Los que salen del armario

armario

(10/09/2020) Dicen que cuando el hombre se asomó por primera vez al mundo vio que lo que tenía delante era inabarcable e infinito en sus formas, colores y matices. Y además variable, cambiante, voluble. Y que así las cosas, no le quedó más remedio que poner orden ante tamaño caos e inventar el número y con él la clasificación. Clasificar para contar lo incontable, numerar lo innumerable y abarcar lo inabarcable. Clasificar para creerse de alguna manera, dominador, amo y señor de las demás criaturas y cosas. Creerse rey de lo creado.

 En esa realidad variopinta e inabarcable, los libros, no podías ser una excepción, sobre todo cuando su número creció hasta hacerse ingobernable y excesivo, demasiado grande para cualquier mente que pretendía abarcarlos.

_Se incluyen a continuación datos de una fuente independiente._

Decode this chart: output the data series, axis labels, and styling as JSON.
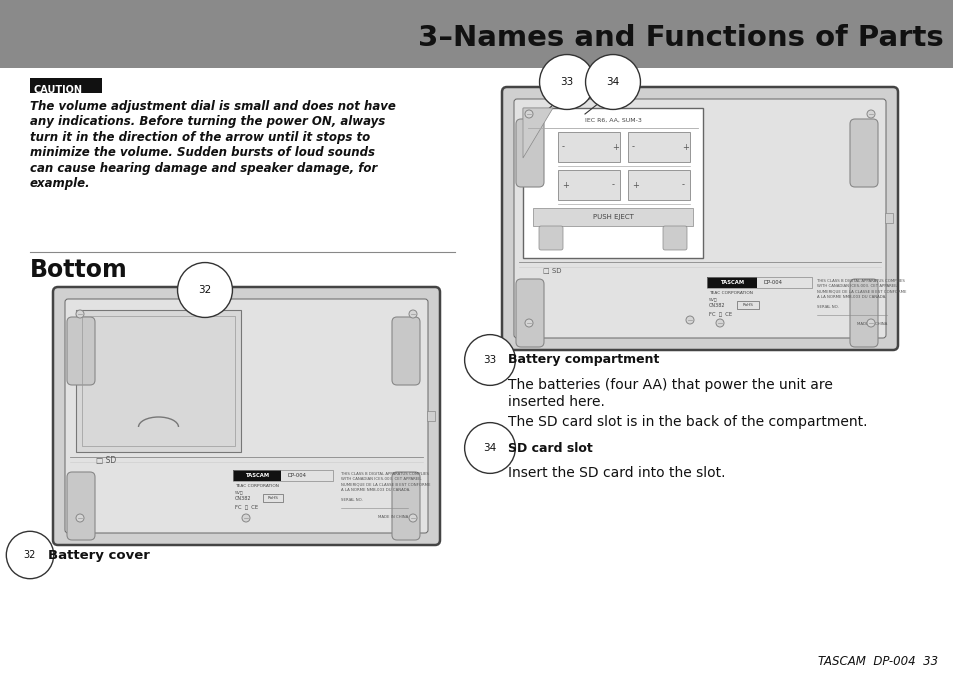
{
  "bg_color": "#ffffff",
  "header_bg": "#8a8a8a",
  "header_text": "3–Names and Functions of Parts",
  "header_text_color": "#111111",
  "caution_label": "CAUTION",
  "caution_label_bg": "#111111",
  "caution_label_color": "#ffffff",
  "caution_text_line1": "The volume adjustment dial is small and does not have",
  "caution_text_line2": "any indications. Before turning the power ON, always",
  "caution_text_line3": "turn it in the direction of the arrow until it stops to",
  "caution_text_line4": "minimize the volume. Sudden bursts of loud sounds",
  "caution_text_line5": "can cause hearing damage and speaker damage, for",
  "caution_text_line6": "example.",
  "section_title": "Bottom",
  "item32_desc": "Battery cover",
  "item33_title": "Battery compartment",
  "item33_text1": "The batteries (four AA) that power the unit are",
  "item33_text2": "inserted here.",
  "item33_text3": "The SD card slot is in the back of the compartment.",
  "item34_title": "SD card slot",
  "item34_text": "Insert the SD card into the slot.",
  "footer_text": "TASCAM  DP-004  33",
  "divider_color": "#888888",
  "text_color": "#111111",
  "device_outer": "#cccccc",
  "device_inner": "#e8e8e8",
  "device_border": "#555555"
}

 Surgieron de este modo las clasificaciones. Algunas referidas a su temática: libros de historia, libros de arte, libros de ciencia, libros de misterio, libros de aventuras, libros de poesía…, pero también otras referidas a su excelencia: “libros que te llevarías a una isla desierta”, “libros que salvarías en un incendio”, “libros que enganchan de la primera a la última página”, “libros que cambian una vida”, “libros para leer durante la pandemia”… Y esto sin entrar en esas clasificaciones periódicas de distintas revistas culturales: “los 50 mejores libros del año”, “los libros más adictivos para leer en 2020”, “100 libros que todo ser humano debería leer”, “20 libros para leer sí, o sí”, “los 15 libros que debes leer antes de morir” (que ya es ponerse trágico)…  Clasificaciones en las que solo han entrado una minoría de ellos, una élite. Porque los demás, proletarios del papel y de la tinta, nacieron para, una vez leídos, ser enterrados sin funerales en una estantería.

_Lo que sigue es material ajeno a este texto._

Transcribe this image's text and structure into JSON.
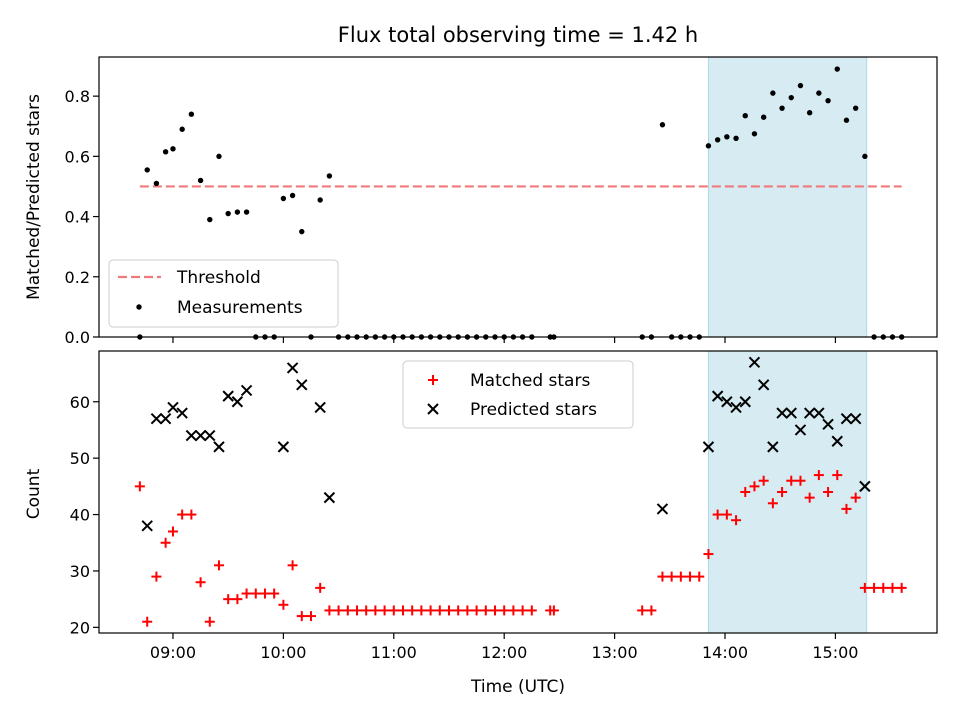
{
  "chart_data": {
    "type": "scatter",
    "title": "Flux total observing time = 1.42 h",
    "xlabel": "Time (UTC)",
    "x_ticks": [
      "09:00",
      "10:00",
      "11:00",
      "12:00",
      "13:00",
      "14:00",
      "15:00"
    ],
    "highlight_span": [
      "13:51",
      "15:17"
    ],
    "panels": [
      {
        "ylabel": "Matched/Predicted stars",
        "ylim": [
          0,
          0.93
        ],
        "yticks": [
          "0.0",
          "0.2",
          "0.4",
          "0.6",
          "0.8"
        ],
        "legend_position": "lower-left",
        "threshold": {
          "name": "Threshold",
          "y": 0.5,
          "x_start": "08:42",
          "x_end": "15:36",
          "color": "#f07a7a"
        },
        "series": [
          {
            "name": "Measurements",
            "marker": "dot",
            "color": "#000000",
            "points": [
              [
                "08:42",
                0.0
              ],
              [
                "08:46",
                0.555
              ],
              [
                "08:51",
                0.51
              ],
              [
                "08:56",
                0.615
              ],
              [
                "09:00",
                0.625
              ],
              [
                "09:05",
                0.69
              ],
              [
                "09:10",
                0.74
              ],
              [
                "09:15",
                0.52
              ],
              [
                "09:20",
                0.39
              ],
              [
                "09:25",
                0.6
              ],
              [
                "09:30",
                0.41
              ],
              [
                "09:35",
                0.415
              ],
              [
                "09:40",
                0.415
              ],
              [
                "09:45",
                0.0
              ],
              [
                "09:50",
                0.0
              ],
              [
                "09:55",
                0.0
              ],
              [
                "10:00",
                0.46
              ],
              [
                "10:05",
                0.47
              ],
              [
                "10:10",
                0.35
              ],
              [
                "10:15",
                0.0
              ],
              [
                "10:20",
                0.455
              ],
              [
                "10:25",
                0.535
              ],
              [
                "10:30",
                0.0
              ],
              [
                "10:35",
                0.0
              ],
              [
                "10:40",
                0.0
              ],
              [
                "10:45",
                0.0
              ],
              [
                "10:50",
                0.0
              ],
              [
                "10:55",
                0.0
              ],
              [
                "11:00",
                0.0
              ],
              [
                "11:05",
                0.0
              ],
              [
                "11:10",
                0.0
              ],
              [
                "11:15",
                0.0
              ],
              [
                "11:20",
                0.0
              ],
              [
                "11:25",
                0.0
              ],
              [
                "11:30",
                0.0
              ],
              [
                "11:35",
                0.0
              ],
              [
                "11:40",
                0.0
              ],
              [
                "11:45",
                0.0
              ],
              [
                "11:50",
                0.0
              ],
              [
                "11:55",
                0.0
              ],
              [
                "12:00",
                0.0
              ],
              [
                "12:05",
                0.0
              ],
              [
                "12:10",
                0.0
              ],
              [
                "12:15",
                0.0
              ],
              [
                "12:25",
                0.0
              ],
              [
                "12:27",
                0.0
              ],
              [
                "13:15",
                0.0
              ],
              [
                "13:20",
                0.0
              ],
              [
                "13:26",
                0.705
              ],
              [
                "13:31",
                0.0
              ],
              [
                "13:36",
                0.0
              ],
              [
                "13:41",
                0.0
              ],
              [
                "13:46",
                0.0
              ],
              [
                "13:51",
                0.635
              ],
              [
                "13:56",
                0.655
              ],
              [
                "14:01",
                0.665
              ],
              [
                "14:06",
                0.66
              ],
              [
                "14:11",
                0.735
              ],
              [
                "14:16",
                0.675
              ],
              [
                "14:21",
                0.73
              ],
              [
                "14:26",
                0.81
              ],
              [
                "14:31",
                0.76
              ],
              [
                "14:36",
                0.795
              ],
              [
                "14:41",
                0.835
              ],
              [
                "14:46",
                0.745
              ],
              [
                "14:51",
                0.81
              ],
              [
                "14:56",
                0.785
              ],
              [
                "15:01",
                0.89
              ],
              [
                "15:06",
                0.72
              ],
              [
                "15:11",
                0.76
              ],
              [
                "15:16",
                0.6
              ],
              [
                "15:21",
                0.0
              ],
              [
                "15:26",
                0.0
              ],
              [
                "15:31",
                0.0
              ],
              [
                "15:36",
                0.0
              ]
            ]
          }
        ]
      },
      {
        "ylabel": "Count",
        "ylim": [
          19,
          69
        ],
        "yticks": [
          "20",
          "30",
          "40",
          "50",
          "60"
        ],
        "legend_position": "top-center",
        "series": [
          {
            "name": "Matched stars",
            "marker": "plus",
            "color": "#ff0000",
            "points": [
              [
                "08:42",
                45
              ],
              [
                "08:46",
                21
              ],
              [
                "08:51",
                29
              ],
              [
                "08:56",
                35
              ],
              [
                "09:00",
                37
              ],
              [
                "09:05",
                40
              ],
              [
                "09:10",
                40
              ],
              [
                "09:15",
                28
              ],
              [
                "09:20",
                21
              ],
              [
                "09:25",
                31
              ],
              [
                "09:30",
                25
              ],
              [
                "09:35",
                25
              ],
              [
                "09:40",
                26
              ],
              [
                "09:45",
                26
              ],
              [
                "09:50",
                26
              ],
              [
                "09:55",
                26
              ],
              [
                "10:00",
                24
              ],
              [
                "10:05",
                31
              ],
              [
                "10:10",
                22
              ],
              [
                "10:15",
                22
              ],
              [
                "10:20",
                27
              ],
              [
                "10:25",
                23
              ],
              [
                "10:30",
                23
              ],
              [
                "10:35",
                23
              ],
              [
                "10:40",
                23
              ],
              [
                "10:45",
                23
              ],
              [
                "10:50",
                23
              ],
              [
                "10:55",
                23
              ],
              [
                "11:00",
                23
              ],
              [
                "11:05",
                23
              ],
              [
                "11:10",
                23
              ],
              [
                "11:15",
                23
              ],
              [
                "11:20",
                23
              ],
              [
                "11:25",
                23
              ],
              [
                "11:30",
                23
              ],
              [
                "11:35",
                23
              ],
              [
                "11:40",
                23
              ],
              [
                "11:45",
                23
              ],
              [
                "11:50",
                23
              ],
              [
                "11:55",
                23
              ],
              [
                "12:00",
                23
              ],
              [
                "12:05",
                23
              ],
              [
                "12:10",
                23
              ],
              [
                "12:15",
                23
              ],
              [
                "12:25",
                23
              ],
              [
                "12:27",
                23
              ],
              [
                "13:15",
                23
              ],
              [
                "13:20",
                23
              ],
              [
                "13:26",
                29
              ],
              [
                "13:31",
                29
              ],
              [
                "13:36",
                29
              ],
              [
                "13:41",
                29
              ],
              [
                "13:46",
                29
              ],
              [
                "13:51",
                33
              ],
              [
                "13:56",
                40
              ],
              [
                "14:01",
                40
              ],
              [
                "14:06",
                39
              ],
              [
                "14:11",
                44
              ],
              [
                "14:16",
                45
              ],
              [
                "14:21",
                46
              ],
              [
                "14:26",
                42
              ],
              [
                "14:31",
                44
              ],
              [
                "14:36",
                46
              ],
              [
                "14:41",
                46
              ],
              [
                "14:46",
                43
              ],
              [
                "14:51",
                47
              ],
              [
                "14:56",
                44
              ],
              [
                "15:01",
                47
              ],
              [
                "15:06",
                41
              ],
              [
                "15:11",
                43
              ],
              [
                "15:16",
                27
              ],
              [
                "15:21",
                27
              ],
              [
                "15:26",
                27
              ],
              [
                "15:31",
                27
              ],
              [
                "15:36",
                27
              ]
            ]
          },
          {
            "name": "Predicted stars",
            "marker": "x",
            "color": "#000000",
            "points": [
              [
                "08:46",
                38
              ],
              [
                "08:51",
                57
              ],
              [
                "08:56",
                57
              ],
              [
                "09:00",
                59
              ],
              [
                "09:05",
                58
              ],
              [
                "09:10",
                54
              ],
              [
                "09:15",
                54
              ],
              [
                "09:20",
                54
              ],
              [
                "09:25",
                52
              ],
              [
                "09:30",
                61
              ],
              [
                "09:35",
                60
              ],
              [
                "09:40",
                62
              ],
              [
                "10:00",
                52
              ],
              [
                "10:05",
                66
              ],
              [
                "10:10",
                63
              ],
              [
                "10:20",
                59
              ],
              [
                "10:25",
                43
              ],
              [
                "13:26",
                41
              ],
              [
                "13:51",
                52
              ],
              [
                "13:56",
                61
              ],
              [
                "14:01",
                60
              ],
              [
                "14:06",
                59
              ],
              [
                "14:11",
                60
              ],
              [
                "14:16",
                67
              ],
              [
                "14:21",
                63
              ],
              [
                "14:26",
                52
              ],
              [
                "14:31",
                58
              ],
              [
                "14:36",
                58
              ],
              [
                "14:41",
                55
              ],
              [
                "14:46",
                58
              ],
              [
                "14:51",
                58
              ],
              [
                "14:56",
                56
              ],
              [
                "15:01",
                53
              ],
              [
                "15:06",
                57
              ],
              [
                "15:11",
                57
              ],
              [
                "15:16",
                45
              ]
            ]
          }
        ]
      }
    ]
  }
}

 En el ancho campo de las clasificaciones estarían también “los libros perdidos” que desaparecieron en algún momento de la historia (El libro segundo de la Poética de Aristóteles, el centenar de volúmenes arrasados  de Ab urbe condita de Tito Livio, el Cardenio de Shakespeare…) y “los libros olvidados” a los que Carlos Zafón dedicó uno de sus títulos más hermosos: El cementerio de los libros olvidados.

 Un subgrupo de estos últimos (porque toda clasificación por más que concrete siempre da lugar a subgrupos que a su vez se dividen en otros y estos en otros), una parte de ese ancho cementerio zafoniano, sería el formado por “los libros olvidados en la casa del pueblo”.

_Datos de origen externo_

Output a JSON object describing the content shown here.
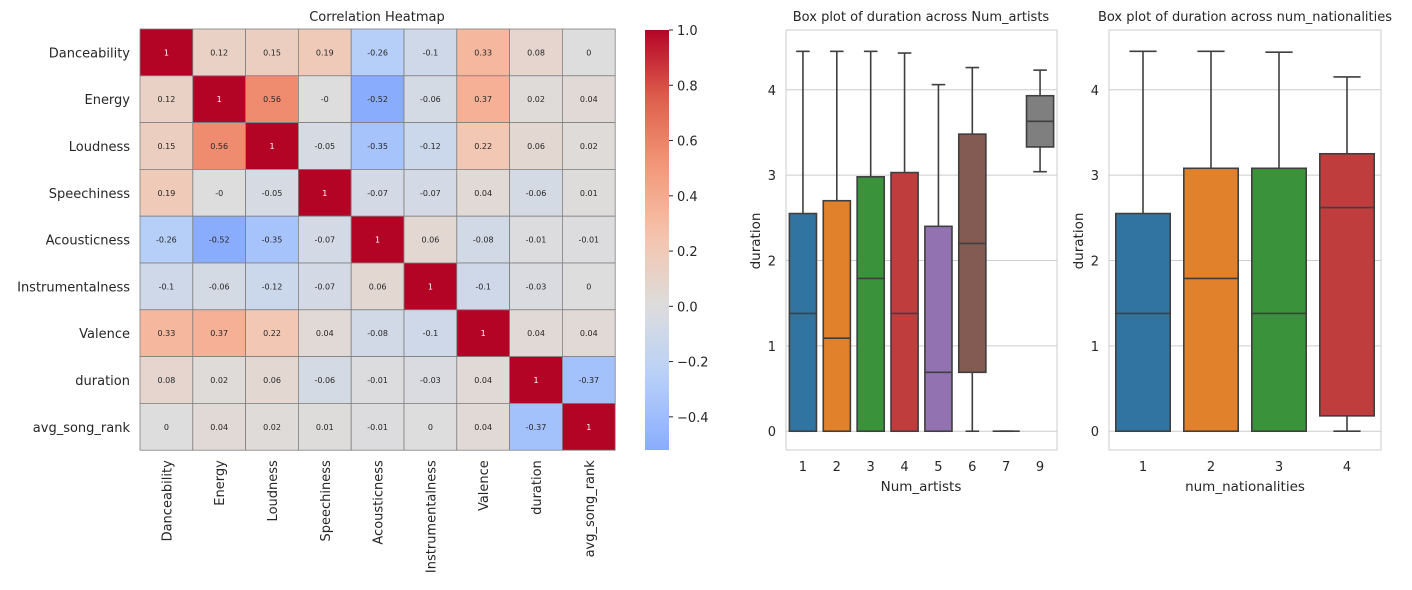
{
  "chart_data": [
    {
      "type": "heatmap",
      "title": "Correlation Heatmap",
      "row_labels": [
        "Danceability",
        "Energy",
        "Loudness",
        "Speechiness",
        "Acousticness",
        "Instrumentalness",
        "Valence",
        "duration",
        "avg_song_rank"
      ],
      "col_labels": [
        "Danceability",
        "Energy",
        "Loudness",
        "Speechiness",
        "Acousticness",
        "Instrumentalness",
        "Valence",
        "duration",
        "avg_song_rank"
      ],
      "values": [
        [
          1,
          0.12,
          0.15,
          0.19,
          -0.26,
          -0.1,
          0.33,
          0.08,
          0
        ],
        [
          0.12,
          1,
          0.56,
          0,
          -0.52,
          -0.06,
          0.37,
          0.02,
          0.04
        ],
        [
          0.15,
          0.56,
          1,
          -0.05,
          -0.35,
          -0.12,
          0.22,
          0.06,
          0.02
        ],
        [
          0.19,
          0,
          -0.05,
          1,
          -0.07,
          -0.07,
          0.04,
          -0.06,
          0.01
        ],
        [
          -0.26,
          -0.52,
          -0.35,
          -0.07,
          1,
          0.06,
          -0.08,
          -0.01,
          -0.01
        ],
        [
          -0.1,
          -0.06,
          -0.12,
          -0.07,
          0.06,
          1,
          -0.1,
          -0.03,
          0
        ],
        [
          0.33,
          0.37,
          0.22,
          0.04,
          -0.08,
          -0.1,
          1,
          0.04,
          0.04
        ],
        [
          0.08,
          0.02,
          0.06,
          -0.06,
          -0.01,
          -0.03,
          0.04,
          1,
          -0.37
        ],
        [
          0,
          0.04,
          0.02,
          0.01,
          -0.01,
          0,
          0.04,
          -0.37,
          1
        ]
      ],
      "cell_labels": [
        [
          "1",
          "0.12",
          "0.15",
          "0.19",
          "-0.26",
          "-0.1",
          "0.33",
          "0.08",
          "0"
        ],
        [
          "0.12",
          "1",
          "0.56",
          "-0",
          "-0.52",
          "-0.06",
          "0.37",
          "0.02",
          "0.04"
        ],
        [
          "0.15",
          "0.56",
          "1",
          "-0.05",
          "-0.35",
          "-0.12",
          "0.22",
          "0.06",
          "0.02"
        ],
        [
          "0.19",
          "-0",
          "-0.05",
          "1",
          "-0.07",
          "-0.07",
          "0.04",
          "-0.06",
          "0.01"
        ],
        [
          "-0.26",
          "-0.52",
          "-0.35",
          "-0.07",
          "1",
          "0.06",
          "-0.08",
          "-0.01",
          "-0.01"
        ],
        [
          "-0.1",
          "-0.06",
          "-0.12",
          "-0.07",
          "0.06",
          "1",
          "-0.1",
          "-0.03",
          "0"
        ],
        [
          "0.33",
          "0.37",
          "0.22",
          "0.04",
          "-0.08",
          "-0.1",
          "1",
          "0.04",
          "0.04"
        ],
        [
          "0.08",
          "0.02",
          "0.06",
          "-0.06",
          "-0.01",
          "-0.03",
          "0.04",
          "1",
          "-0.37"
        ],
        [
          "0",
          "0.04",
          "0.02",
          "0.01",
          "-0.01",
          "0",
          "0.04",
          "-0.37",
          "1"
        ]
      ],
      "colormap": "coolwarm",
      "vmin": -0.52,
      "vmax": 1,
      "colorbar_ticks": [
        1.0,
        0.8,
        0.6,
        0.4,
        0.2,
        0.0,
        -0.2,
        -0.4
      ],
      "colorbar_tick_labels": [
        "1.0",
        "0.8",
        "0.6",
        "0.4",
        "0.2",
        "0.0",
        "−0.2",
        "−0.4"
      ]
    },
    {
      "type": "box",
      "title": "Box plot of duration across Num_artists",
      "xlabel": "Num_artists",
      "ylabel": "duration",
      "categories": [
        "1",
        "2",
        "3",
        "4",
        "5",
        "6",
        "7",
        "9"
      ],
      "ylim": [
        -0.22,
        4.7
      ],
      "yticks": [
        0,
        1,
        2,
        3,
        4
      ],
      "grid": true,
      "boxes": [
        {
          "category": "1",
          "whislo": 0,
          "q1": 0,
          "med": 1.38,
          "q3": 2.55,
          "whishi": 4.45,
          "color": "#3274a1"
        },
        {
          "category": "2",
          "whislo": 0,
          "q1": 0,
          "med": 1.09,
          "q3": 2.7,
          "whishi": 4.45,
          "color": "#e1812c"
        },
        {
          "category": "3",
          "whislo": 0,
          "q1": 0,
          "med": 1.79,
          "q3": 2.98,
          "whishi": 4.45,
          "color": "#3a923a"
        },
        {
          "category": "4",
          "whislo": 0,
          "q1": 0,
          "med": 1.38,
          "q3": 3.03,
          "whishi": 4.43,
          "color": "#c03d3e"
        },
        {
          "category": "5",
          "whislo": 0,
          "q1": 0,
          "med": 0.69,
          "q3": 2.4,
          "whishi": 4.06,
          "color": "#9372b2"
        },
        {
          "category": "6",
          "whislo": 0,
          "q1": 0.69,
          "med": 2.2,
          "q3": 3.48,
          "whishi": 4.26,
          "color": "#845b53"
        },
        {
          "category": "7",
          "whislo": 0,
          "q1": 0,
          "med": 0,
          "q3": 0,
          "whishi": 0,
          "color": "#d684bd"
        },
        {
          "category": "9",
          "whislo": 3.04,
          "q1": 3.33,
          "med": 3.63,
          "q3": 3.93,
          "whishi": 4.23,
          "color": "#7f7f7f"
        }
      ]
    },
    {
      "type": "box",
      "title": "Box plot of duration across num_nationalities",
      "xlabel": "num_nationalities",
      "ylabel": "duration",
      "categories": [
        "1",
        "2",
        "3",
        "4"
      ],
      "ylim": [
        -0.22,
        4.7
      ],
      "yticks": [
        0,
        1,
        2,
        3,
        4
      ],
      "grid": true,
      "boxes": [
        {
          "category": "1",
          "whislo": 0,
          "q1": 0,
          "med": 1.38,
          "q3": 2.55,
          "whishi": 4.45,
          "color": "#3274a1"
        },
        {
          "category": "2",
          "whislo": 0,
          "q1": 0,
          "med": 1.79,
          "q3": 3.08,
          "whishi": 4.45,
          "color": "#e1812c"
        },
        {
          "category": "3",
          "whislo": 0,
          "q1": 0,
          "med": 1.38,
          "q3": 3.08,
          "whishi": 4.44,
          "color": "#3a923a"
        },
        {
          "category": "4",
          "whislo": 0,
          "q1": 0.18,
          "med": 2.62,
          "q3": 3.25,
          "whishi": 4.15,
          "color": "#c03d3e"
        }
      ]
    }
  ]
}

 De estos quiero hablarles hoy.

 Rebuscando en un armario de la casa paterna (esa que conservamos muchos de los emigrantes de los años sesenta y setenta del siglo pasado) me he encontrado con alguno de los libros que atesoraba mi padre. Libros que él, que pertenecía a una generación en la que eran tan escasos que pasaban de mano en mano como la falsa moneda, escondía en arcones y armarios. Sabía que al contrario que la falsa moneda “que de mano en mano va y ninguno se la “quea””, los libros, muy codiciados por los de su generación, se quedaban en alguna casa (y no necesariamente en la de su propietario).

 Pero a lo que iba. Entre esos libros que mi padre atesoraba, y que yo aún no había rescatado de su escondite, estaban: Poesía, teatro y prosa de Sor Juana Inés de la Cruz (Editorial Porrua, Mexico, novena edición); el Libro de buen amor del Arcipreste de Hita (Editorial Castalia “odres nuevos”, décimo tercera edición); Carta a los dirigentes de la Unión Soviética de Alejandro Soljenitsin ( Plaza & Janes editores, año 1974); Canto General de Pablo Neruda (Bruguera, 1980) y Pasado en claro de Octavio Paz (Fondo de cultura económica, 1978).

 Como ven  libros que nadie salvaría en un incendio, o tal vez sí, pero que yo he rescatado de ese fondo del mar que es el olvido para devolverlos a la luz, para darles una nueva oportunidad de ser alguien entre mis lecturas.

 Porque todo libro, cualquier libro, encierra algún tipo de verdad y no merece estar abandonado en el fondo de un armario.

 Sé que esos libros además de mostrar la dieta lectora de mi padre (somos los libros que leemos), las lentes con las que contemplaba el mundo, guardan también, en algún lugar de su superficie, su ADN, esas muestras biológicas (manchas, huellas, pelos) que impregnan cualquier libro leído.

 Porque como diría Ruiz Zafón “cada libro tiene alma. El alma de quien lo escribió y la de quienes lo leyeron, vivieron y soñaron”.